A medical professional should conduct a formal assessment of symptoms to identify if a substance use disorder is present. All patients can benefit from treatment, regardless of whether the disorder is mild, moderate, or severe. Unfortunately, many people who meet criteria for a substance use disorder and could benefit from treatment don’t receive help.

Because drug and alcohol addiction affect many aspects of a person’s life, multiple types of treatment are often required. For most, a combination of medication and individual or group therapy is most effective. Treatment approaches that address an individual’s specific situation and any co-occurring medical, psychiatric, and social problems is optimal for leading to sustained recovery.

Medications are used to control drug cravings, relieve symptoms of withdrawal, and to prevent relapses.

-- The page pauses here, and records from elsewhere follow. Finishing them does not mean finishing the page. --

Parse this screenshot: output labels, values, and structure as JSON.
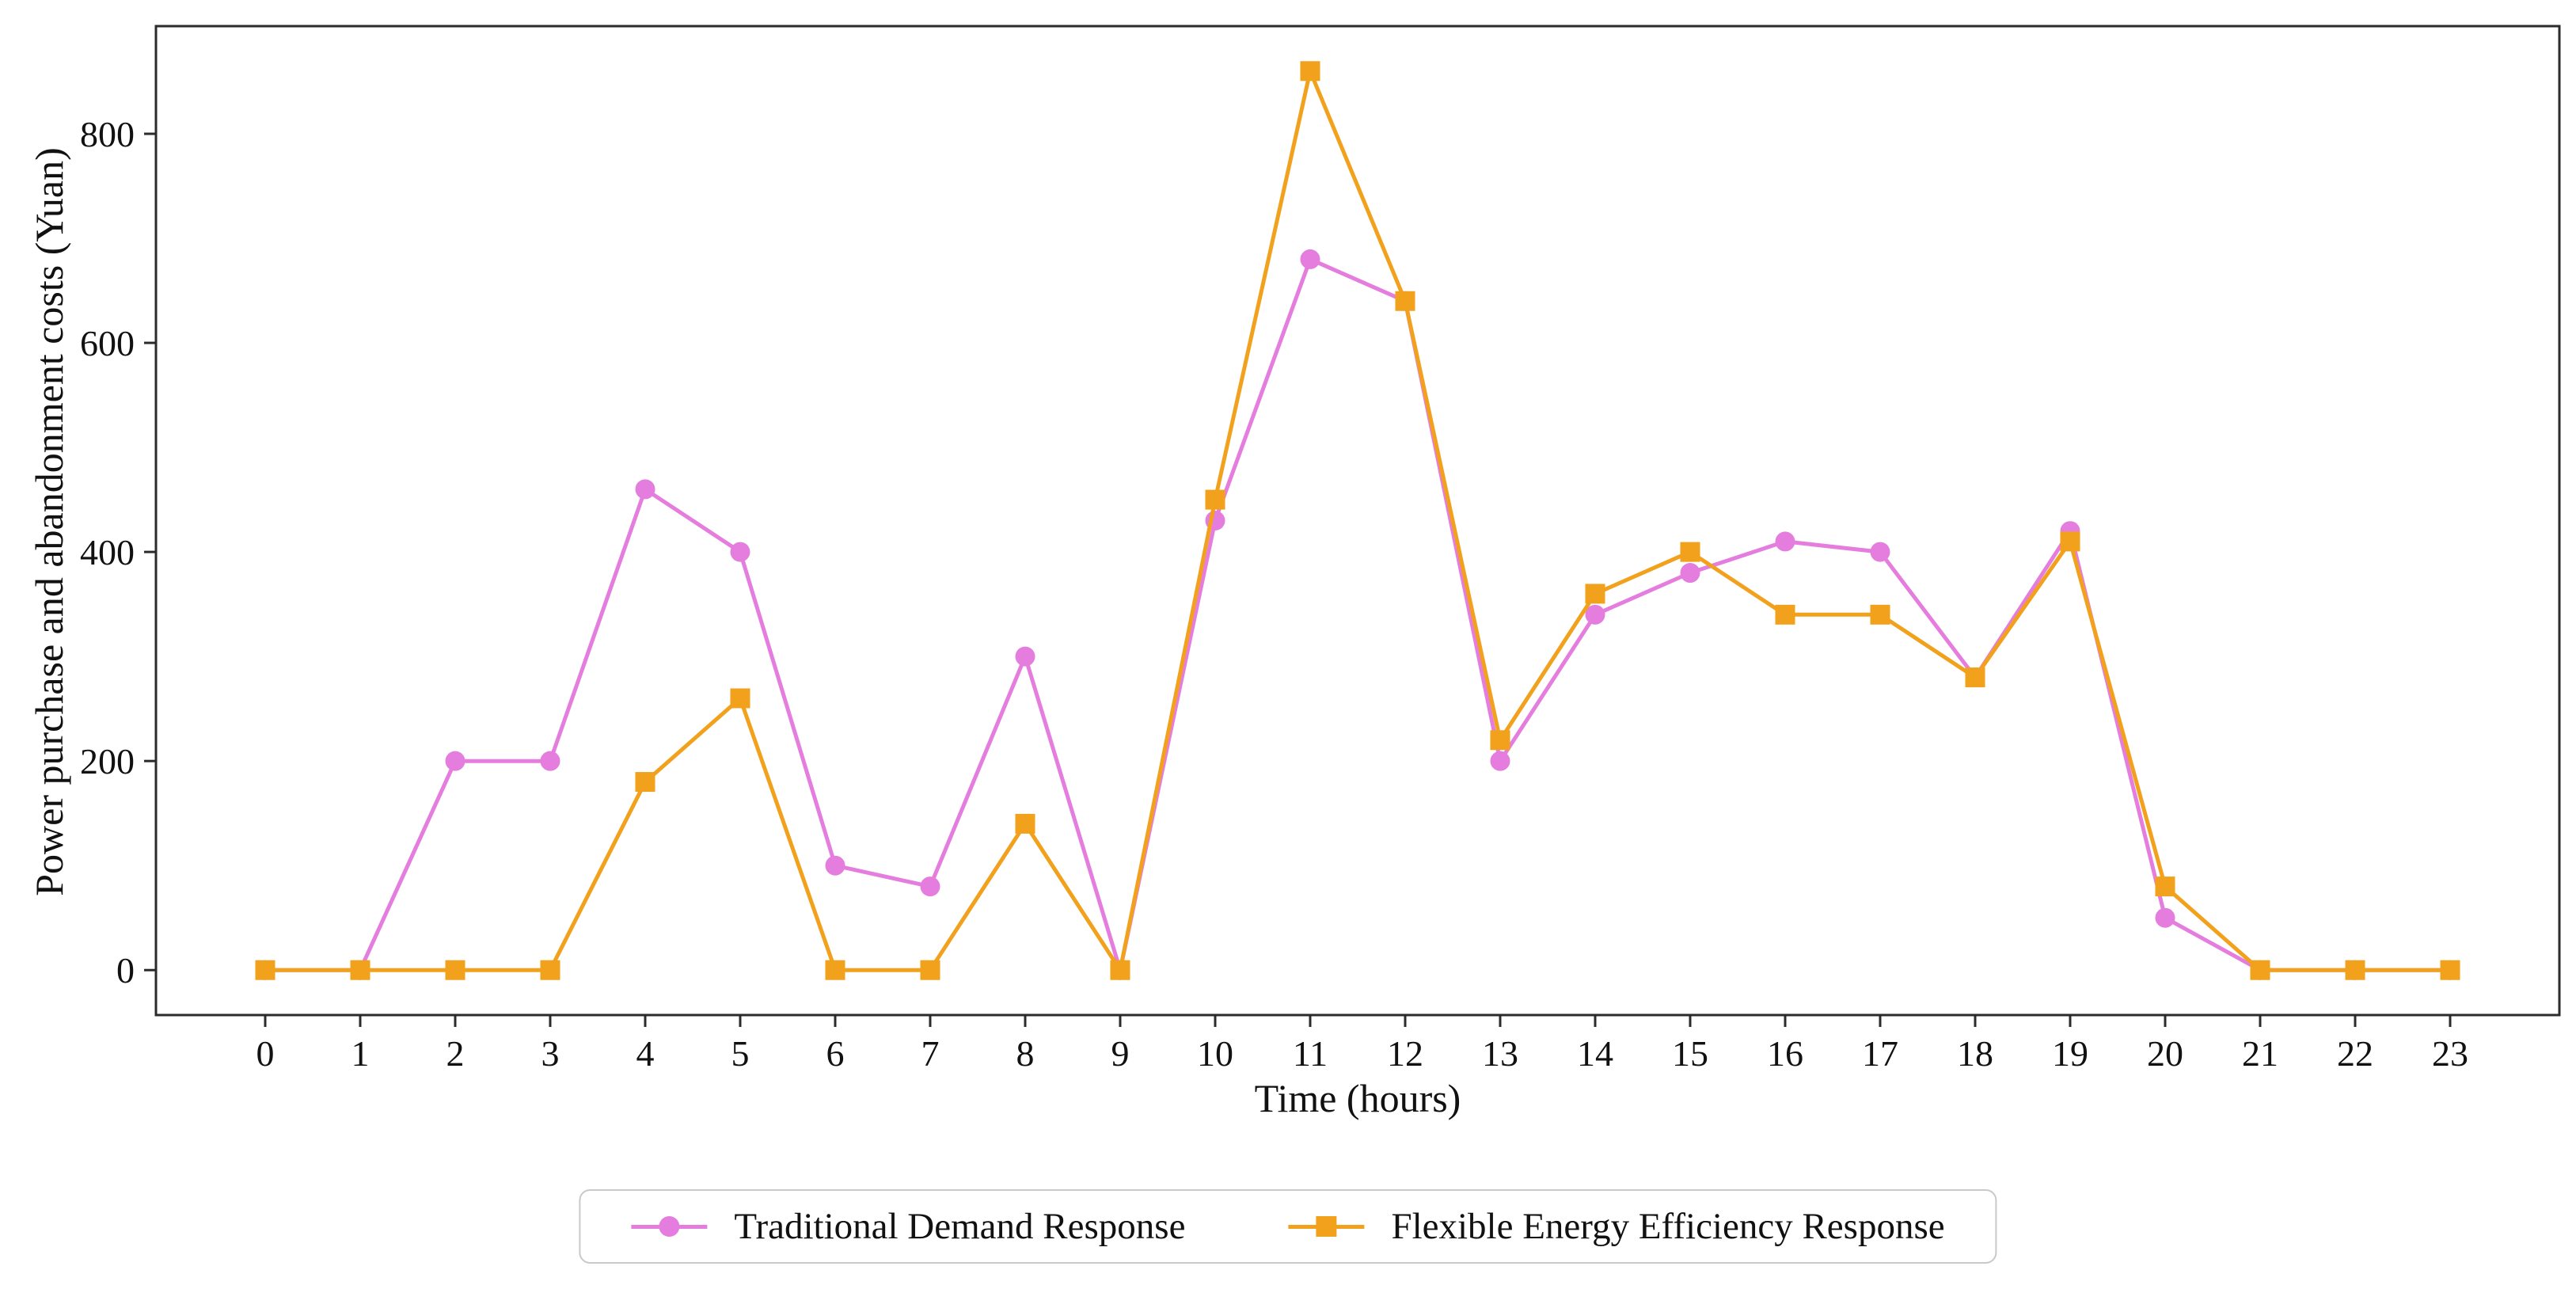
{
  "chart_data": {
    "type": "line",
    "title": "",
    "xlabel": "Time (hours)",
    "ylabel": "Power purchase and abandonment costs (Yuan)",
    "x": [
      0,
      1,
      2,
      3,
      4,
      5,
      6,
      7,
      8,
      9,
      10,
      11,
      12,
      13,
      14,
      15,
      16,
      17,
      18,
      19,
      20,
      21,
      22,
      23
    ],
    "xtick_labels": [
      "0",
      "1",
      "2",
      "3",
      "4",
      "5",
      "6",
      "7",
      "8",
      "9",
      "10",
      "11",
      "12",
      "13",
      "14",
      "15",
      "16",
      "17",
      "18",
      "19",
      "20",
      "21",
      "22",
      "23"
    ],
    "yticks": [
      0,
      200,
      400,
      600,
      800
    ],
    "ytick_labels": [
      "0",
      "200",
      "400",
      "600",
      "800"
    ],
    "xlim": [
      -1.15,
      24.15
    ],
    "ylim": [
      -43,
      903
    ],
    "grid": false,
    "legend_position": "bottom-center-outside",
    "axes_box": true,
    "series": [
      {
        "name": "Traditional Demand Response",
        "marker": "circle",
        "color": "#e57ddf",
        "values": [
          0,
          0,
          200,
          200,
          460,
          400,
          100,
          80,
          300,
          0,
          430,
          680,
          640,
          200,
          340,
          380,
          410,
          400,
          280,
          420,
          50,
          0,
          0,
          0
        ]
      },
      {
        "name": "Flexible Energy Efficiency Response",
        "marker": "square",
        "color": "#f2a11d",
        "values": [
          0,
          0,
          0,
          0,
          180,
          260,
          0,
          0,
          140,
          0,
          450,
          860,
          640,
          220,
          360,
          400,
          340,
          340,
          280,
          410,
          80,
          0,
          0,
          0
        ]
      }
    ]
  },
  "layout_colors": {
    "spine": "#2b2b2b",
    "tick": "#2b2b2b",
    "legend_border": "#c9c9c9"
  }
}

Therapy and counselling can help individuals with drug and alcohol addiction better understand their behavior and motivations, develop higher self-esteem, cope with stress, and address other psychiatric problems.

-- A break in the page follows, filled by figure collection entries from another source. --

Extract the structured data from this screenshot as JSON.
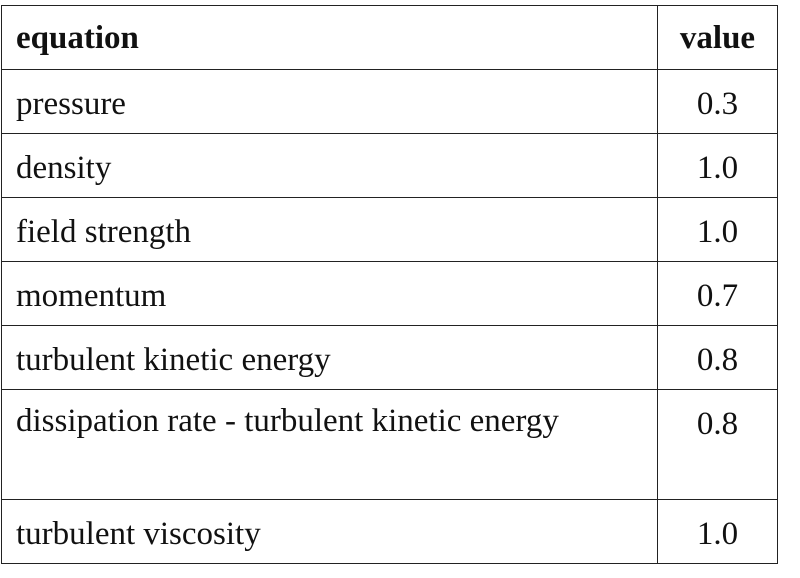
{
  "table": {
    "headers": {
      "equation": "equation",
      "value": "value"
    },
    "rows": [
      {
        "equation": "pressure",
        "value": "0.3"
      },
      {
        "equation": "density",
        "value": "1.0"
      },
      {
        "equation": "field strength",
        "value": "1.0"
      },
      {
        "equation": "momentum",
        "value": "0.7"
      },
      {
        "equation": "turbulent kinetic energy",
        "value": "0.8"
      },
      {
        "equation": "dissipation rate - turbulent kinetic energy",
        "value": "0.8"
      },
      {
        "equation": "turbulent viscosity",
        "value": "1.0"
      }
    ]
  }
}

A person’s recovery plan is unique to the person’s specific needs and may include strategies outside of formal treatment. These may include:

 

  • Hospitalization for medical withdrawal management (detoxification)
  • Therapeutic communities (highly controlled, drug-free environments) or sober houses
  • Outpatient medication management and counselling and therapy
  • Intensive outpatient programs
  • Residential treatment (“rehab”)
  • Many people find mutual-aid groups helpful (Alcoholics Anonymous, Narcotics Anonymous)
  • Self-help groups that include family members (Al-Anon or Nar-Anon Family Groups)

13 principles of effective drug and alcohol addiction treatment

These 13 principles of effective drug addiction treatment were developed based on three decades of scientific research. Research shows that treatment can help drug-addicted individuals stop drug use, avoid relapse and successfully recover their lives.

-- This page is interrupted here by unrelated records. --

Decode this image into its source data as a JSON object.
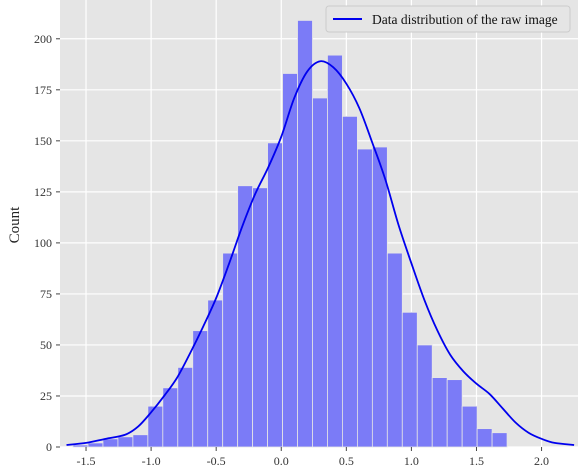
{
  "chart_data": {
    "type": "bar",
    "subtype": "histogram-with-kde",
    "title": "",
    "xlabel": "",
    "ylabel": "Count",
    "xlim": [
      -1.7,
      2.28
    ],
    "ylim": [
      0,
      219
    ],
    "x_ticks": [
      -1.5,
      -1.0,
      -0.5,
      0.0,
      0.5,
      1.0,
      1.5,
      2.0
    ],
    "x_tick_labels": [
      "-1.5",
      "-1.0",
      "-0.5",
      "0.0",
      "0.5",
      "1.0",
      "1.5",
      "2.0"
    ],
    "y_ticks": [
      0,
      25,
      50,
      75,
      100,
      125,
      150,
      175,
      200
    ],
    "y_tick_labels": [
      "0",
      "25",
      "50",
      "75",
      "100",
      "125",
      "150",
      "175",
      "200"
    ],
    "grid": true,
    "bin_edges": [
      -1.6,
      -1.485,
      -1.37,
      -1.255,
      -1.14,
      -1.025,
      -0.91,
      -0.795,
      -0.68,
      -0.565,
      -0.45,
      -0.335,
      -0.22,
      -0.105,
      0.01,
      0.125,
      0.24,
      0.355,
      0.47,
      0.585,
      0.7,
      0.815,
      0.93,
      1.045,
      1.16,
      1.275,
      1.39,
      1.505,
      1.62,
      1.735,
      1.85,
      1.965,
      2.08
    ],
    "counts": [
      1,
      2,
      4,
      5,
      6,
      20,
      29,
      39,
      57,
      72,
      95,
      128,
      127,
      149,
      183,
      209,
      171,
      192,
      162,
      146,
      147,
      95,
      66,
      50,
      34,
      33,
      20,
      9,
      7,
      0,
      0,
      0
    ],
    "series": [
      {
        "name": "Data distribution of the raw image",
        "type": "line",
        "x": [
          -1.65,
          -1.5,
          -1.35,
          -1.2,
          -1.1,
          -1.0,
          -0.9,
          -0.8,
          -0.7,
          -0.6,
          -0.5,
          -0.4,
          -0.3,
          -0.2,
          -0.1,
          0.0,
          0.1,
          0.2,
          0.3,
          0.4,
          0.5,
          0.6,
          0.7,
          0.8,
          0.9,
          1.0,
          1.1,
          1.2,
          1.3,
          1.4,
          1.5,
          1.6,
          1.7,
          1.8,
          1.9,
          2.0,
          2.1,
          2.25
        ],
        "y": [
          1,
          2,
          4,
          6,
          10,
          17,
          25,
          34,
          46,
          59,
          73,
          90,
          108,
          124,
          137,
          152,
          171,
          184,
          189,
          186,
          178,
          166,
          149,
          131,
          109,
          90,
          72,
          57,
          45,
          37,
          31,
          26,
          19,
          12,
          7,
          4,
          2,
          1
        ]
      }
    ],
    "legend_position": "top-right",
    "colors": {
      "bar_fill": "#7b7bf7",
      "bar_stroke": "#e6e6e6",
      "kde_line": "#0000ee",
      "plot_background": "#e5e5e5",
      "grid": "#ffffff"
    }
  }
}
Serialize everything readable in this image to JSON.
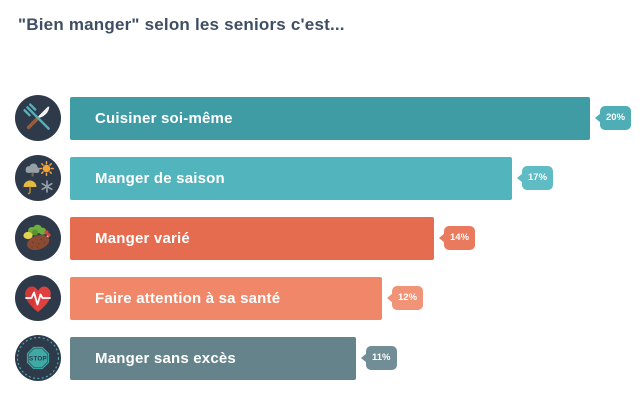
{
  "page": {
    "title": "\"Bien manger\" selon les seniors c'est...",
    "title_color": "#3f4e63",
    "background": "#ffffff"
  },
  "chart_data": {
    "type": "bar",
    "orientation": "horizontal",
    "title": "\"Bien manger\" selon les seniors c'est...",
    "categories": [
      "Cuisiner soi-même",
      "Manger de saison",
      "Manger varié",
      "Faire attention à sa santé",
      "Manger sans excès"
    ],
    "values": [
      20,
      17,
      14,
      12,
      11
    ],
    "unit": "%",
    "xlim": [
      0,
      20
    ],
    "grid": false,
    "legend": false,
    "label_text_color": "#ffffff",
    "icon_circle_color": "#2e3a49",
    "bars": [
      {
        "label": "Cuisiner soi-même",
        "value": 20,
        "value_label": "20%",
        "color": "#3f9ca4",
        "badge_color": "#4fadb5",
        "icon": "crossed-utensils-icon"
      },
      {
        "label": "Manger de saison",
        "value": 17,
        "value_label": "17%",
        "color": "#52b4bd",
        "badge_color": "#5fbcc4",
        "icon": "seasons-weather-icon"
      },
      {
        "label": "Manger varié",
        "value": 14,
        "value_label": "14%",
        "color": "#e66c4f",
        "badge_color": "#e97a5d",
        "icon": "varied-meal-icon"
      },
      {
        "label": "Faire attention à sa santé",
        "value": 12,
        "value_label": "12%",
        "color": "#f08768",
        "badge_color": "#f19377",
        "icon": "heart-pulse-icon"
      },
      {
        "label": "Manger sans excès",
        "value": 11,
        "value_label": "11%",
        "color": "#64838b",
        "badge_color": "#718d95",
        "icon": "stop-sign-icon"
      }
    ]
  }
}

  1. Addiction is a complex, but treatable, disease that affects brain function and behavior.
  2. No single treatment is appropriate for everyone.
  3. Treatment needs to be readily available.
  4. Effective treatment attends to multiple needs of the individual, not just his or her drug and alcohol abuse.
  5. Remaining in treatment for an adequate period of time is critical.
  6. Counseling— individual and/or group —and other behavioral therapies are the most commonly used forms of drug and alcohol abuse treatment.
  7. Medications are an important element of treatment for many patients, especially when combined with counseling and other behavioral therapies.
  8. An individual’s treatment and services plan must be assessed continually and modified as necessary to ensure it meets his or her changing needs.
  9. Many drug and alcohol-addicted individuals also have other mental disorders.
  10. Medically assisted detoxification is only the first stage of addiction treatment and by itself does little to change long-term drug abuse.
  11. Treatment does not need to be voluntary to be effective.
  12. Drug and alcohol use during treatment must be monitored continuously, as lapses during treatment do occur.
  13. Treatment programs should assess patients for the presence of other underlying medical and mental health issues.